The government prohibited Christian congregations from advertising religious services or using religious symbols visible to the public, such as outdoor crosses. The Mesaymir Religious Complex, widely known as “Church City,” provided worship space for thousands of Christians. Christian leaders reported the government continued to make significant efforts to facilitate the construction of new worship space and improve roads and other infrastructure in Mesaymir. The government’s infrastructure improvements at Church City made it easier for disabled worshippers to participate.
The government permitted the eight registered Christian denominations to worship at Church City, but required unregistered churches to worship under the patronage of one of the eight recognized denominations, and to function as a subgroup of that religious group. For example, Protestant congregations registered as a denomination of the Anglican Church. The MFA reportedly allotted land for the Lebanese Maronite and Filipino Evangelical congregations, the most recently registered religious groups, to construct their own churches.

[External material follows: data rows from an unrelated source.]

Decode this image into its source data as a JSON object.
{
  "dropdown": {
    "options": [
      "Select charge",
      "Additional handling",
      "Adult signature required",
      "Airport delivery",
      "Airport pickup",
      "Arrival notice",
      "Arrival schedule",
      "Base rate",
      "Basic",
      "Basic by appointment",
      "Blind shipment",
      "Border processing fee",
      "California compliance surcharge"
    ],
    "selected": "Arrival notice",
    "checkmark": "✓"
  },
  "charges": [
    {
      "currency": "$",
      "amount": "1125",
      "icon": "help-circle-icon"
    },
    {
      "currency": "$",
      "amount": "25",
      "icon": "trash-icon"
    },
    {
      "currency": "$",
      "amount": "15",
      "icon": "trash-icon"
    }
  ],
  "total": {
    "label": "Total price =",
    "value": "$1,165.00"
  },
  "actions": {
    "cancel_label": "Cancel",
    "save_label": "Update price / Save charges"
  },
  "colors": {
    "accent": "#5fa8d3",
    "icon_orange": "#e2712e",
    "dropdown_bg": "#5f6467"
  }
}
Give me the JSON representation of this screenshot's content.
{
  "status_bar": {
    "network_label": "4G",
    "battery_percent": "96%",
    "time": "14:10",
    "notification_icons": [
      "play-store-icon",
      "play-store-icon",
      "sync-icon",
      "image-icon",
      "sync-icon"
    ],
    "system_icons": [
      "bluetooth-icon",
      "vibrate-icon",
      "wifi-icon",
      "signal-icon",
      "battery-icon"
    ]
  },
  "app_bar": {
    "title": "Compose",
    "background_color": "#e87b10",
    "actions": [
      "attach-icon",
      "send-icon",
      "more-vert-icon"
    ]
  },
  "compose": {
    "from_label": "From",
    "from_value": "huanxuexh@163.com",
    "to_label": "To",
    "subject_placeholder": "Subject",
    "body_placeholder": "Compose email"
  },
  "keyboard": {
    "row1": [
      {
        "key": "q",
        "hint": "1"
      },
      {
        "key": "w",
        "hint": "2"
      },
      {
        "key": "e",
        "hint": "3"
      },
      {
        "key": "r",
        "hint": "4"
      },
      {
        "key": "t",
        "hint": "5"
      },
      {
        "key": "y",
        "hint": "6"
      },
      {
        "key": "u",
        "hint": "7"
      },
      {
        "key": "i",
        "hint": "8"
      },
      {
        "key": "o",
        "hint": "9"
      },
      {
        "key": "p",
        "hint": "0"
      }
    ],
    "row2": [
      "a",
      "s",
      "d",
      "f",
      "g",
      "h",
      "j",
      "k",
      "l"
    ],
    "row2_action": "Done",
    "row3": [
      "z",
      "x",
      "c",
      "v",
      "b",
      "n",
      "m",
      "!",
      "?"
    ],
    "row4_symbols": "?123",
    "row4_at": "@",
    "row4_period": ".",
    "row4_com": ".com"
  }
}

The government restricted the number and type of bank accounts churches could hold, and imposed reporting requirements on contractors doing business with the churches, as well as on donors supporting them, similar to its approach to the registration of foreign businesses. These restrictions limited the ability of churches to collect and disseminate charity both locally and internationally, leading some smaller, unregistered churches (either under the patronage of one of the recognized churches or not) to use personal accounts of religious leaders for church activities.
The MFA led a permanent intergovernmental committee charged with addressing the concerns of non-Muslim religious groups, including legal incorporation and sponsorship of religious leaders. Clergy members reported they maintained good relations with the government during the year.
The government did not enforce nondiscrimination laws despite reports of employers discriminating based on religion in employment decisions.
The government and ruling family remained strongly linked to Islam. All members of the ruling family and virtually all citizens were Muslim. Most high-level government positions were reserved for citizens; therefore most government officials were Muslims. The emir participated in public prayers during both Eid holiday periods and personally financed the Hajj for some citizen and noncitizen pilgrims who could not otherwise afford to travel to Mecca. As in past years, the government issued a decree during Ramadan describing its view on the correct way to practice Islam.
The Ministry of Islamic Affairs and Endowments controlled clerical affairs, Islamic education for adults and new converts, and the construction of mosques. It also provided thematic guidance and occasionally reviewed content but did not require prior approval of Friday sermons at mosques. The government reserved the right to take judicial action against individuals and facilities when the guidance was not followed, but there were no public examples of the government doing so, primarily because clerics adhered to the guidance. The Ministry of Islamic Affairs hired clerics and assigned them to specific mosques.